Every New Year we find ourselves doing the same thing: staying out late into the night, usually with a group of friends, and counting down to midnight. Recently, however, I found out that Koreans have a totally different tradition to welcome in the New Year. On January 1st, many can be found hiking up the nearest mountain just before dawn. They camp out at the peak in the dark, cold, early morning and await the first sunrise of the year.
Hiking really hasn’t been on our radar recently as the cold windy weather of our coastal city has driven us to stay indoors. However, we did make it out on Christmas for a short hike with our friends, John & Mara. So, I thought that I would ask if they were again game for another hike, the first one of the year. Mara agreed and John begrudgingly relented after a bit of pestering. We were still planning on going out and counting down the New Year at midnight, after all.

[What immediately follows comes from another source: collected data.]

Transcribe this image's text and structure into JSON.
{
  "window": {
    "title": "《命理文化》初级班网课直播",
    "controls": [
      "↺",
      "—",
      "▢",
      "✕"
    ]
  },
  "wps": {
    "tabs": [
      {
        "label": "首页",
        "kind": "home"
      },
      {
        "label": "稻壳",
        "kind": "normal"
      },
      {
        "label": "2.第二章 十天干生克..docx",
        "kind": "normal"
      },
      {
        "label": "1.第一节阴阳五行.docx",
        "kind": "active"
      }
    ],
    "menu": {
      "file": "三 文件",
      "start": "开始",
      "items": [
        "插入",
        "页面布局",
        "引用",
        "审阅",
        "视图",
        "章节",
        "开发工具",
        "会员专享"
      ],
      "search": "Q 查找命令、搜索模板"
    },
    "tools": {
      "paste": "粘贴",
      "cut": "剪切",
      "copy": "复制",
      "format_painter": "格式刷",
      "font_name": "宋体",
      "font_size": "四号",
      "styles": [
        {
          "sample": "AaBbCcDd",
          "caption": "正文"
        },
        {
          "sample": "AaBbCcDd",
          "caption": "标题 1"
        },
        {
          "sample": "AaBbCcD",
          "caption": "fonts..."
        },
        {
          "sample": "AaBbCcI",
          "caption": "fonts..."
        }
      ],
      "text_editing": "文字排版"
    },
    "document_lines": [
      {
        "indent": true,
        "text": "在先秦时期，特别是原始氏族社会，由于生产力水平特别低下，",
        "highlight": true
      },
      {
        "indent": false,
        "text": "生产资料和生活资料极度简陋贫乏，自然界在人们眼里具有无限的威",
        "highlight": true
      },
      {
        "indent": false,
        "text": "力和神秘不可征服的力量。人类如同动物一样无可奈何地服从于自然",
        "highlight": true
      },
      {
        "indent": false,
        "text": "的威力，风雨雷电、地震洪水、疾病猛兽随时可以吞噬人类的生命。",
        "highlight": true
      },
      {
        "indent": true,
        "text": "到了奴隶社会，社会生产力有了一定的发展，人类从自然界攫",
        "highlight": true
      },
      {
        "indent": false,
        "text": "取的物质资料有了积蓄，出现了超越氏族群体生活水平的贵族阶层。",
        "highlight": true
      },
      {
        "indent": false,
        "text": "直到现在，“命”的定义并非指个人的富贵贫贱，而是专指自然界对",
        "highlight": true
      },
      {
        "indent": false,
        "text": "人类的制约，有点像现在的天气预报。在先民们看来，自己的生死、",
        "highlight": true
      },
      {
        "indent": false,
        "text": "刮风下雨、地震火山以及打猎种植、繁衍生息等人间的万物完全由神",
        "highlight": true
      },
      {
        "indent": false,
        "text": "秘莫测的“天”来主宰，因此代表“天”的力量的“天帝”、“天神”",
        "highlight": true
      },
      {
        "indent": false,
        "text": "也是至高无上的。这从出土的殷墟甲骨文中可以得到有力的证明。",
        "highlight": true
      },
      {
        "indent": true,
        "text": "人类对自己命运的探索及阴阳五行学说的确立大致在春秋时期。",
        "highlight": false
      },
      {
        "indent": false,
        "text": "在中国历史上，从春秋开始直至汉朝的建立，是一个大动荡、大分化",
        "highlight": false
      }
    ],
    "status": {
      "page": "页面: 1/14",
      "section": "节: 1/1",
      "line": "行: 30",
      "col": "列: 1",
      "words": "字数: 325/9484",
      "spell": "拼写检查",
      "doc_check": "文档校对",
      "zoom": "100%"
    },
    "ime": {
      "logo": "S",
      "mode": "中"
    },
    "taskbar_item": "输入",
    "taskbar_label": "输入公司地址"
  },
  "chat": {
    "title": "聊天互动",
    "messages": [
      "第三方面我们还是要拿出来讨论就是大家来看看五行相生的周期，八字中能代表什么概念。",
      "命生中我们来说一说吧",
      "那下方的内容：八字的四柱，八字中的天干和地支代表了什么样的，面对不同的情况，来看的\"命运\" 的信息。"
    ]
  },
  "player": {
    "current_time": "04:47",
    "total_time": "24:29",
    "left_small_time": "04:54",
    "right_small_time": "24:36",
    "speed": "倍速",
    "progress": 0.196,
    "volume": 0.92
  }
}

So, at 6am we dragged ourselves out of bed and headed toward the base of Gobongsan Mountain which is near our apartment. There is a New Year’s Sunrise Festival on Dolsan Island nearby that we assumed most people would be attending and therefore we thought we would have this mountain to ourselves. As we approached the trailhead, however, we saw a crowd of people surrounding a popup tent. We were soon greeted by several volunteer workers who were serving the early morning risers with tteokguk, a hot soup with pork and glutenous rice cake, and coffee. Most Koreans eat tteokguk on the Lunar New Year and it is said to cause everyone to age another year. Yes, Koreans age differently than we do. It can be rather confusing, so we won’t go into the specifics in this post. We were running a bit behind so we ate the hot soup as quickly as possible before falling into line with the other hikers on the way to the top.